Recognizing hard work, pioneering efforts
Bauke Vogelzang, right, of Waterford, helped establish the annual Battery Blitz in the local area as a fundraiser for the Norfolk Federation of Agriculture. Norfolk County’s heritage and culture division has named Vogelzang, 85, as one of this year’s inductees to the Norfolk County Agricultural Hall of Fame. At left is the late Richard Walker of Simcoe, who was inducted into the Ag Hall in 2015. Reformer file photo
A Waterford-area farmer has been recognized for decades of service to agriculture with a place in the Norfolk County Agricultural Hall of Fame.
Bauke Vogelzang, 85, was a busy farmer who somehow found time to make things happen behind the scenes for his rural neighbours.
Vogelzang, Hellyer Ginseng and the St. Williams Forestry Station are this year’s inductees to the hall of fame. They will be formally recognized at a ceremony at the Waterford Heritage and Agricultural Museum April 29.
Museum curator James Christison is a member of the selection committee. This week, Christison said Vogelzang’s long list of associations and accomplishments makes him an obvious choice.
“It was across the board with the selection committee,” Christison said. “Bauke has always been there and been involved with key committees in the local area related to agriculture. He was a real power house.
“He didn’t do it for the fame. It was because it needed to be done and he could be counted on to do it.”
Vogelzang is a past president of the Norfolk Federation of Agriculture, the Norfolk Wheat Producers and the Norfolk Pork Producers. Vogelzang was also a founding member of the Norfolk Woodlot Owners Association. He served as NWOA’s inaugural chairperson. Vogelzang has also served as co-chair of the Norfolk chapter of Alternative Land Use Services (ALUS).
Norfolk County piloted ALUS nearly 10 years ago. The program has since spread across Canada. ALUS is based on the principle that owners of marginal farmland who return it to nature should be compensated for providing environmental benefits such as wildlife habitat and clean water.
Vogelzang was born in 1933 in Schargouton, Holland. He and his late wife Nelly immigrated to Canada in 1960. Vogelzang worked on local dairy farms before buying his own farm near Waterford in 1964.
The induction of Hellyer Ginseng recognizes the pioneering work of Clarence and Albert Hellyer. In the 1890s, the brothers in Townsend Centre cultivated seed from wild ginseng into a successful farming enterprise. Members of the Hellyer family remain active in ginseng to this day.
“Their hard work and ingenuity laid the groundwork for the thriving Ontario ginseng industry we know today,” Norfolk’s culture and heritage division says in a news release.
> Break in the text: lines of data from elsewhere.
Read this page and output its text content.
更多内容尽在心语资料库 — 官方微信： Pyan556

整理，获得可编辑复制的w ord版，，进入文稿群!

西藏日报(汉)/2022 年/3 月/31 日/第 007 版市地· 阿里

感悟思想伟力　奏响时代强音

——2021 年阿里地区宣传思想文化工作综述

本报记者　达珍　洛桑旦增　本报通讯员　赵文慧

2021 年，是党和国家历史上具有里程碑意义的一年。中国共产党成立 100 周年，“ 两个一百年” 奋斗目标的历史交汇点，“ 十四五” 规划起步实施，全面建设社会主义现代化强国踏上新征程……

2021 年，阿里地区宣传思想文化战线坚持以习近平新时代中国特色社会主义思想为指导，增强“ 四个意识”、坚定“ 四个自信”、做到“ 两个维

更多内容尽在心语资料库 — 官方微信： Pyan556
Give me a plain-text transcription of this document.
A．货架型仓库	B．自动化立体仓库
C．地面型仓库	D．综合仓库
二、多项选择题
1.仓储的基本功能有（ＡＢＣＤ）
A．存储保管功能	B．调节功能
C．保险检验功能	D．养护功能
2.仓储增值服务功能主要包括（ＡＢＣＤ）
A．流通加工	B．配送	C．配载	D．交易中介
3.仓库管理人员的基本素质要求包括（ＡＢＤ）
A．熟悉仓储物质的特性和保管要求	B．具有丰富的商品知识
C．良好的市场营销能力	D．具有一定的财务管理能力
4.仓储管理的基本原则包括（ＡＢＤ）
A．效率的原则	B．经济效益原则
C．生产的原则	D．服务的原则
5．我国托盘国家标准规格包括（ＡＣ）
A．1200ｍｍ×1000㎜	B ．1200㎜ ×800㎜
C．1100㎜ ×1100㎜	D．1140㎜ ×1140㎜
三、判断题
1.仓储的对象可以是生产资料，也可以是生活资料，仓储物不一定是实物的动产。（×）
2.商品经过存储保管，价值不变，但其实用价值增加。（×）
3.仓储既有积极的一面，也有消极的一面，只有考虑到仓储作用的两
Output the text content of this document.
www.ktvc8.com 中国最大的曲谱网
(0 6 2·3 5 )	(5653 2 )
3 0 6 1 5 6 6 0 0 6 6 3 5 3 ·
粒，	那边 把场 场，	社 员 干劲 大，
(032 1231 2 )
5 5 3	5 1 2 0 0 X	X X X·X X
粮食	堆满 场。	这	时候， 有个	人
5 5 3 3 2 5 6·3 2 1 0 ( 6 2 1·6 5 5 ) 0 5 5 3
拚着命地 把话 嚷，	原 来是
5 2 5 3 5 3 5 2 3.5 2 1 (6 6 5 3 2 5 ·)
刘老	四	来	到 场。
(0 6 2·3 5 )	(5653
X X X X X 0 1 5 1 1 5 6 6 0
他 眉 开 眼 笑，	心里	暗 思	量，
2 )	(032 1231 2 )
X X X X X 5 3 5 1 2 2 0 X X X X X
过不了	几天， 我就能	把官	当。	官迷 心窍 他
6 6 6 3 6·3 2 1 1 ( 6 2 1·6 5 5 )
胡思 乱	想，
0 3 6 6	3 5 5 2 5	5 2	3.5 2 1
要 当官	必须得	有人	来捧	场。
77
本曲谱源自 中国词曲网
The induction of the St. Williams Forestry Station also recognizes the pioneers behind a critical facility that was key to restoring Norfolk to good health following decades of short-sighted land practices.
When the forestry farm was established north of St. Williams in 1908, clear-cut logging had denuded much of the Norfolk sand plain. Wind erosion destroyed much of the area’s agricultural potential and rendered it useless as wildlife habitat.
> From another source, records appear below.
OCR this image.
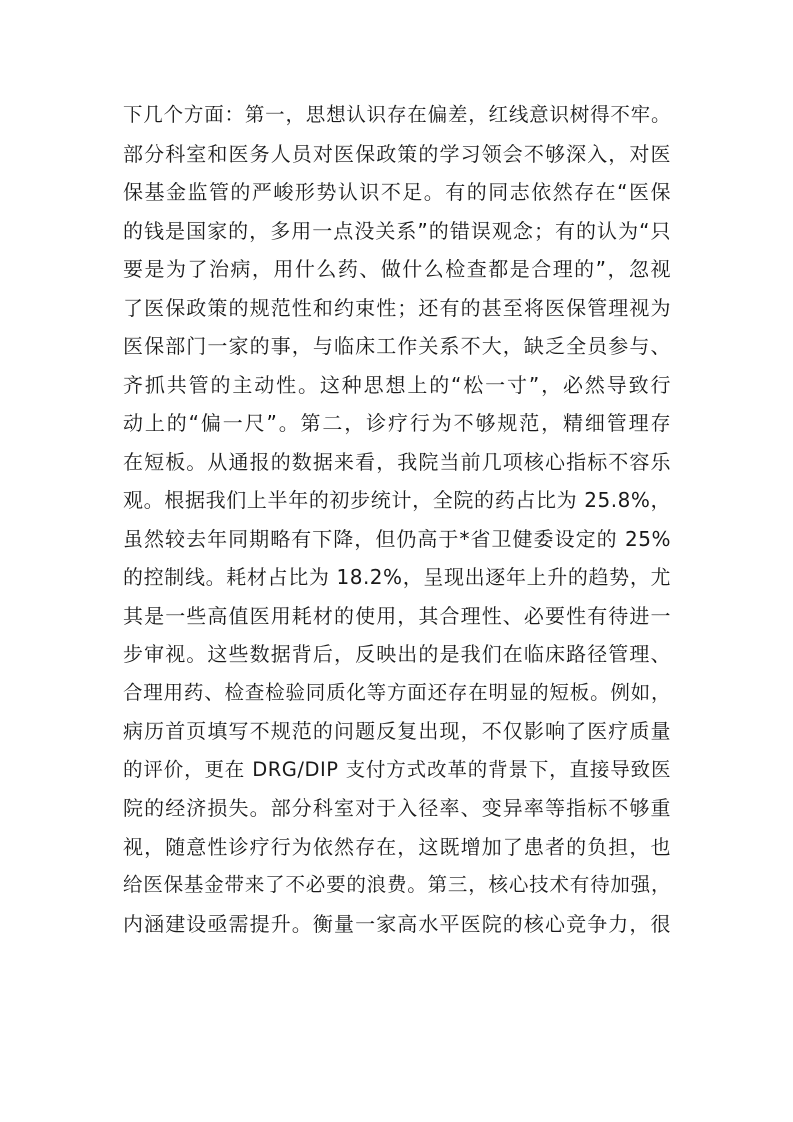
下几个方面：第一，思想认识存在偏差，红线意识树得不牢。
部分科室和医务人员对医保政策的学习领会不够深入，对医
保基金监管的严峻形势认识不足。有的同志依然存在“医保
的钱是国家的，多用一点没关系”的错误观念；有的认为“只
要是为了治病，用什么药、做什么检查都是合理的”，忽视
了医保政策的规范性和约束性；还有的甚至将医保管理视为
医保部门一家的事，与临床工作关系不大，缺乏全员参与、
齐抓共管的主动性。这种思想上的“松一寸”，必然导致行
动上的“偏一尺”。第二，诊疗行为不够规范，精细管理存
在短板。从通报的数据来看，我院当前几项核心指标不容乐
观。根据我们上半年的初步统计，全院的药占比为 25.8%，
虽然较去年同期略有下降，但仍高于*省卫健委设定的 25%
的控制线。耗材占比为 18.2%，呈现出逐年上升的趋势，尤
其是一些高值医用耗材的使用，其合理性、必要性有待进一
步审视。这些数据背后，反映出的是我们在临床路径管理、
合理用药、检查检验同质化等方面还存在明显的短板。例如，
病历首页填写不规范的问题反复出现，不仅影响了医疗质量
的评价，更在 DRG/DIP 支付方式改革的背景下，直接导致医
院的经济损失。部分科室对于入径率、变异率等指标不够重
视，随意性诊疗行为依然存在，这既增加了患者的负担，也
给医保基金带来了不必要的浪费。第三，核心技术有待加强，
内涵建设亟需提升。衡量一家高水平医院的核心竞争力，很
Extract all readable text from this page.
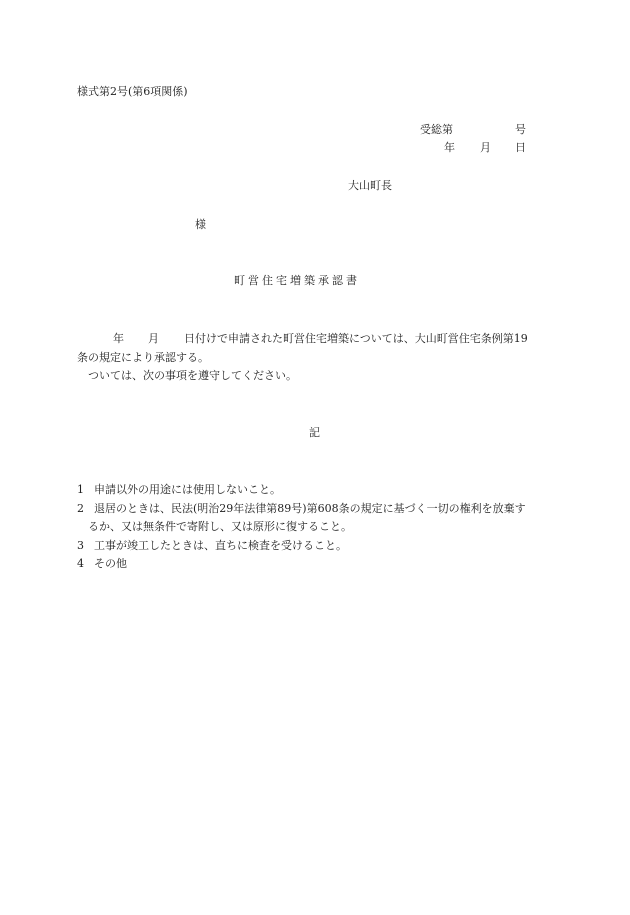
様式第2号(第6項関係)
受総第	号
年 月 日
大山町長
様
町営住宅増築承認書
年 月 日付けで申請された町営住宅増築については、大山町営住宅条例第19
条の規定により承認する。
ついては、次の事項を遵守してください。
記
1 申請以外の用途には使用しないこと。
2 退居のときは、民法(明治29年法律第89号)第608条の規定に基づく一切の権利を放棄す
るか、又は無条件で寄附し、又は原形に復すること。
3 工事が竣工したときは、直ちに検査を受けること。
4 その他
Next month’s induction will recognize the efforts of Lieut.-Col. Arthur Pratt, Walter F. McCall and Dr. Edmund Zavitz and the success they had establishing sprawling pine plantations near the Lake Erie shoreline. In doing so, they rejuvenated large tracts of Norfolk County that had deteriorated into wasteland.
The forestry station went on to produce billions of seedlings that have been transplanted across Ontario and beyond. The facility Pratt, McCall and Zavitz established remains a going concern in the production of seedlings.
Along with Christison, other members of the selection committee include Rob Adlam, Sharon Petheram, Norfolk heritage and culture manager Melissa Collver, and Catherine Caughell.